Is Jesus white, black or in between? He is all of these; because in him there are no barriers. Jesus is at one, our Father, our Brother and our friend…no matter what our race or our colour; nothing we say or do will surprise him; he’s seen it all before and as he wept the bloody sweat and tears of his passion in the garden, so he must weep when we go spectacularly wrong. Yet by the Cross we are forgiven and by the Resurrection we may pass from this world to the next.
That’s all very easy to say…. yet, and it’s a problem with the modern church as well as the modern world, we have so often removed the mystery from our Liturgy. Jesus is mysterious, there’s no getting away from that… remember Jesus is God and God is the ultimate in mystery. Have we seen God?.no we haven’t…have we heard God? … yes we have… God speaks to us in those quiet moments when we thought we were alone, sometimes we hear and understand…. Sometimes we don’t listen and the moment is gone.

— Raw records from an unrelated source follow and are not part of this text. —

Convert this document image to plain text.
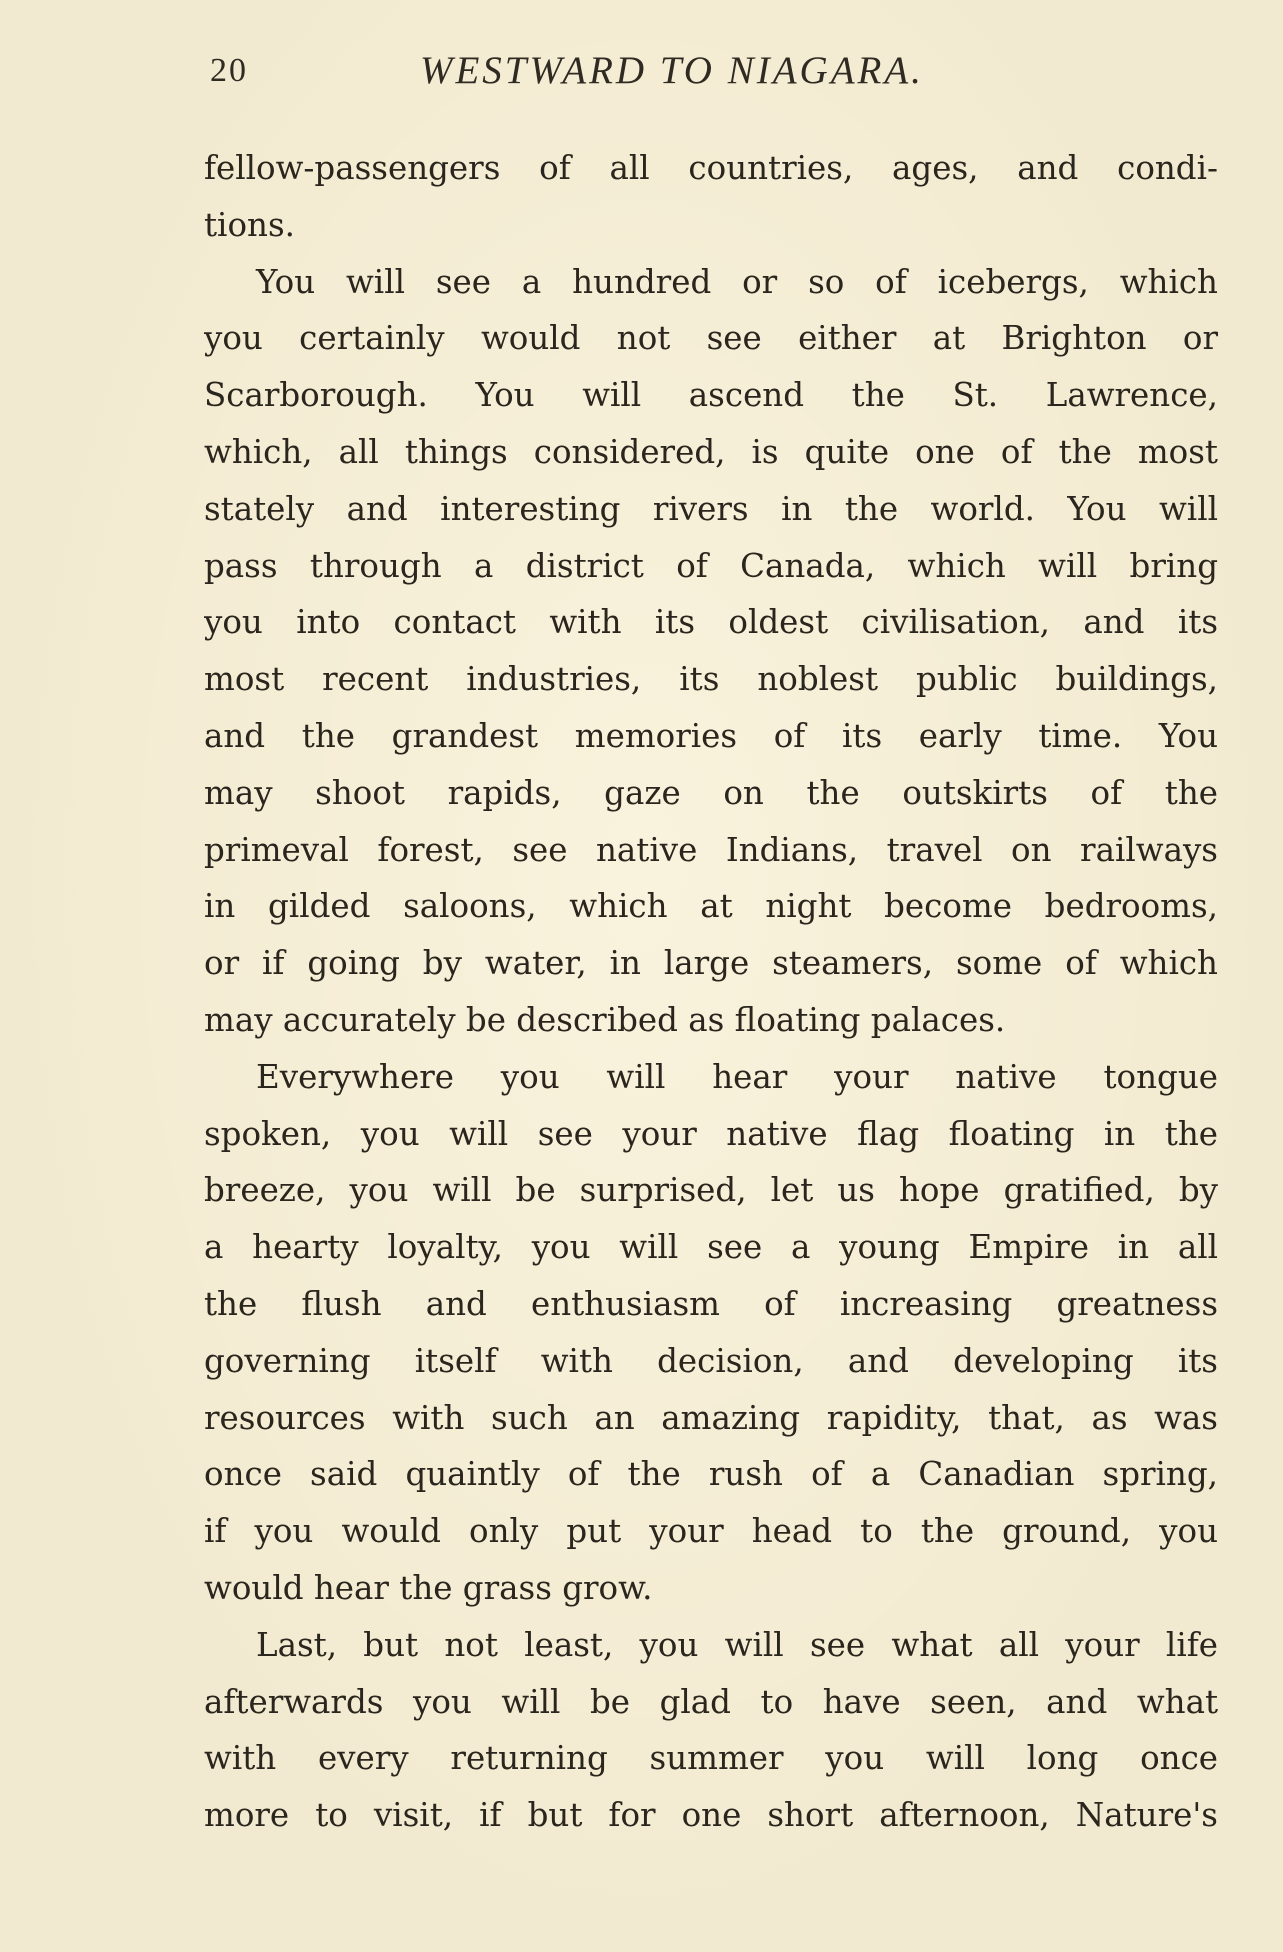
20	WESTWARD TO NIAGARA.
fellow-passengers of all countries, ages, and condi-
tions.
You will see a hundred or so of icebergs, which
you certainly would not see either at Brighton or
Scarborough. You will ascend the St. Lawrence,
which, all things considered, is quite one of the most
stately and interesting rivers in the world. You will
pass through a district of Canada, which will bring
you into contact with its oldest civilisation, and its
most recent industries, its noblest public buildings,
and the grandest memories of its early time. You
may shoot rapids, gaze on the outskirts of the
primeval forest, see native Indians, travel on railways
in gilded saloons, which at night become bedrooms,
or if going by water, in large steamers, some of which
may accurately be described as floating palaces.
Everywhere you will hear your native tongue
spoken, you will see your native flag floating in the
breeze, you will be surprised, let us hope gratified, by
a hearty loyalty, you will see a young Empire in all
the flush and enthusiasm of increasing greatness
governing itself with decision, and developing its
resources with such an amazing rapidity, that, as was
once said quaintly of the rush of a Canadian spring,
if you would only put your head to the ground, you
would hear the grass grow.
Last, but not least, you will see what all your life
afterwards you will be glad to have seen, and what
with every returning summer you will long once
more to visit, if but for one short afternoon, Nature's
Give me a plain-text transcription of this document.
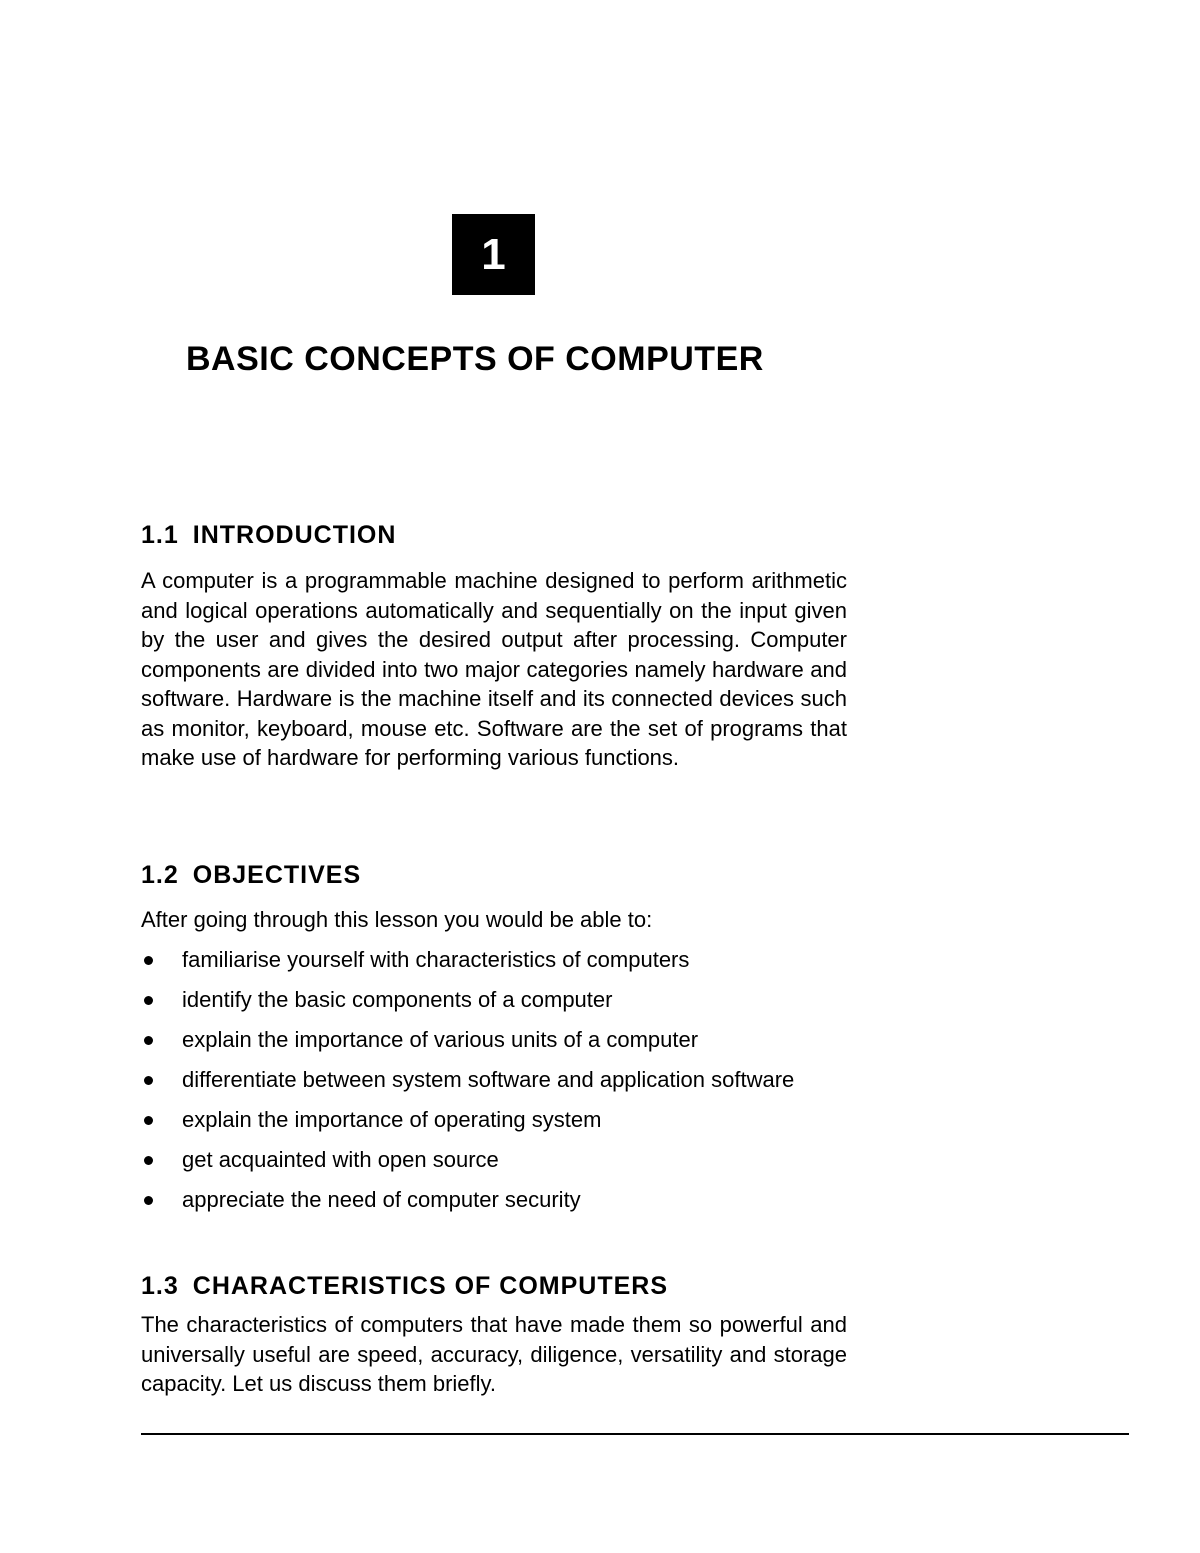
1
BASIC CONCEPTS OF COMPUTER
1.1 INTRODUCTION

A computer is a programmable machine designed to perform arithmetic and logical operations automatically and sequentially on the input given by the user and gives the desired output after processing. Computer components are divided into two major categories namely hardware and software. Hardware is the machine itself and its connected devices such as monitor, keyboard, mouse etc. Software are the set of programs that make use of hardware for performing various functions.

1.2 OBJECTIVES

After going through this lesson you would be able to:

familiarise yourself with characteristics of computers
identify the basic components of a computer
explain the importance of various units of a computer
differentiate between system software and application software
explain the importance of operating system
get acquainted with open source
appreciate the need of computer security
1.3 CHARACTERISTICS OF COMPUTERS

The characteristics of computers that have made them so powerful and universally useful are speed, accuracy, diligence, versatility and storage capacity. Let us discuss them briefly.
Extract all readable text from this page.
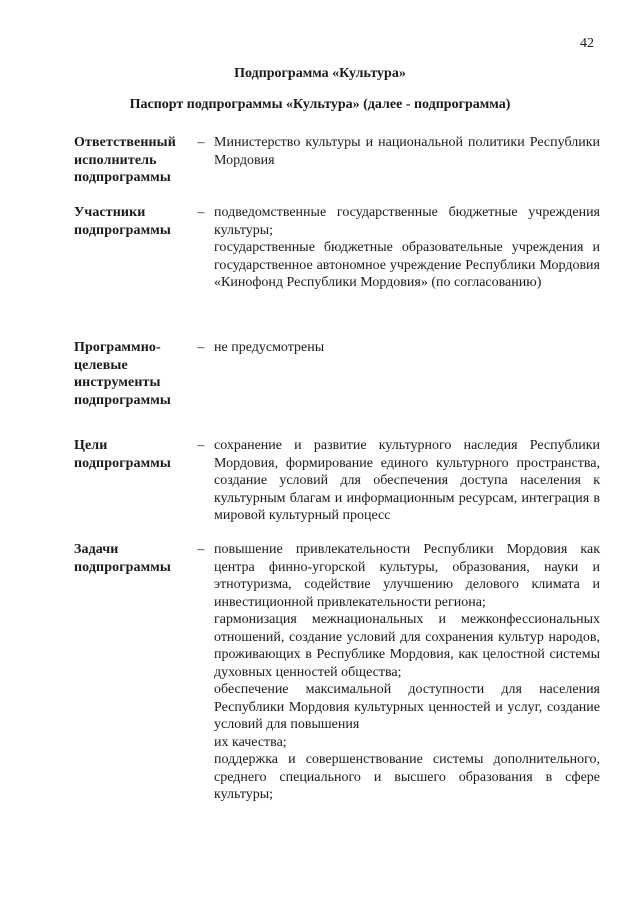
42
Подпрограмма «Культура»
Паспорт подпрограммы «Культура» (далее - подпрограмма)
Ответственный
исполнитель
подпрограммы
– Министерство культуры и национальной политики Республики Мордовия

Участники
подпрограммы
– подведомственные государственные бюджетные учреждения культуры;

государственные бюджетные образовательные учреждения и государственное автономное учреждение Республики Мордовия «Кинофонд Республики Мордовия» (по согласованию)

Программно-
целевые
инструменты
подпрограммы
– не предусмотрены

Цели
подпрограммы
– сохранение и развитие культурного наследия Республики Мордовия, формирование единого культурного пространства, создание условий для обеспечения доступа населения к культурным благам и информационным ресурсам, интеграция в мировой культурный процесс

Задачи
подпрограммы
– повышение привлекательности Республики Мордовия как центра финно-угорской культуры, образования, науки и этнотуризма, содействие улучшению делового климата и инвестиционной привлекательности региона;

гармонизация межнациональных и межконфессиональных отношений, создание условий для сохранения культур народов, проживающих в Республике Мордовия, как целостной системы духовных ценностей общества;

обеспечение максимальной доступности для населения Республики Мордовия культурных ценностей и услуг, создание условий для повышения

их качества;

поддержка и совершенствование системы дополнительного, среднего специального и высшего образования в сфере культуры;
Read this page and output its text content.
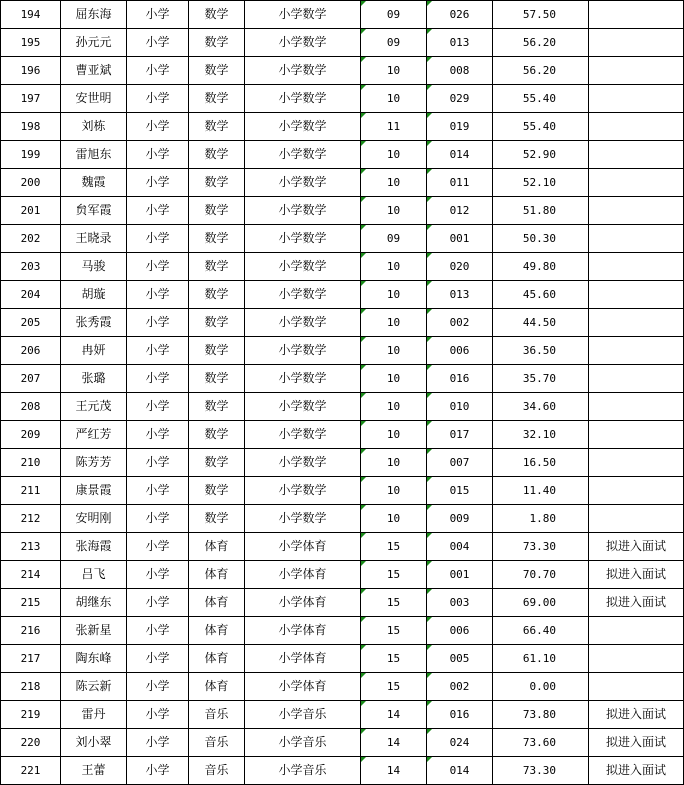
194	屈东海	小学	数学	小学数学	09	026	57.50	
195	孙元元	小学	数学	小学数学	09	013	56.20	
196	曹亚斌	小学	数学	小学数学	10	008	56.20	
197	安世明	小学	数学	小学数学	10	029	55.40	
198	刘栋	小学	数学	小学数学	11	019	55.40	
199	雷旭东	小学	数学	小学数学	10	014	52.90	
200	魏霞	小学	数学	小学数学	10	011	52.10	
201	贠军霞	小学	数学	小学数学	10	012	51.80	
202	王晓录	小学	数学	小学数学	09	001	50.30	
203	马骏	小学	数学	小学数学	10	020	49.80	
204	胡璇	小学	数学	小学数学	10	013	45.60	
205	张秀霞	小学	数学	小学数学	10	002	44.50	
206	冉妍	小学	数学	小学数学	10	006	36.50	
207	张璐	小学	数学	小学数学	10	016	35.70	
208	王元茂	小学	数学	小学数学	10	010	34.60	
209	严红芳	小学	数学	小学数学	10	017	32.10	
210	陈芳芳	小学	数学	小学数学	10	007	16.50	
211	康景霞	小学	数学	小学数学	10	015	11.40	
212	安明刚	小学	数学	小学数学	10	009	1.80	
213	张海霞	小学	体育	小学体育	15	004	73.30	拟进入面试
214	吕飞	小学	体育	小学体育	15	001	70.70	拟进入面试
215	胡继东	小学	体育	小学体育	15	003	69.00	拟进入面试
216	张新星	小学	体育	小学体育	15	006	66.40	
217	陶东峰	小学	体育	小学体育	15	005	61.10	
218	陈云新	小学	体育	小学体育	15	002	0.00	
219	雷丹	小学	音乐	小学音乐	14	016	73.80	拟进入面试
220	刘小翠	小学	音乐	小学音乐	14	024	73.60	拟进入面试
221	王蕾	小学	音乐	小学音乐	14	014	73.30	拟进入面试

God’s Spirit is all around us, within us and outside us…. It’s the wind in the trees, its in the howling gale or a beautiful summers day. it’s all pervading, yet we don’t always appreciate that God became a man so that we could gain a better understanding of the Divine. A God who is not some remote being floating around somewhere in the ether, but the God who, has been here, done it… and if God has a funny side… which I suspect he has… he’d say… and I’ve got the T shirt to prove it… but that would be tinged with a terrible sadness… as if he sees that we place more store by the T shirt than the reality, where we place some pretty ephemeral role models with feet of clay and even worse morals, above the simplicity and the beauty of belief…. And what of Jesus?
If Jesus had announced to first century Palestine that ‘I am God’ he would at best have been considered a religious nut, or at worst have been killed on the spot. God is more subtle than that… so he becomes not God the Father, but to the men and women of Jesus’ day ‘The Son’ and at Pentecost… the Spirit; they one and the same… God is Father, Son and Spirit. As the Son, God in the person of Jesus could, did and does bring us into close proximity with the Divine; to help our understanding of the mystery of God.
This Easter we should indeed say Jesus Christ is risen today, Alleluia! but relate it to the world we live in, not a remote period in the past. Jesus is the past the present and the future; don’t trap him in the past.
I, together with Loraine and Charlotte wish you a happy and Holy Easter.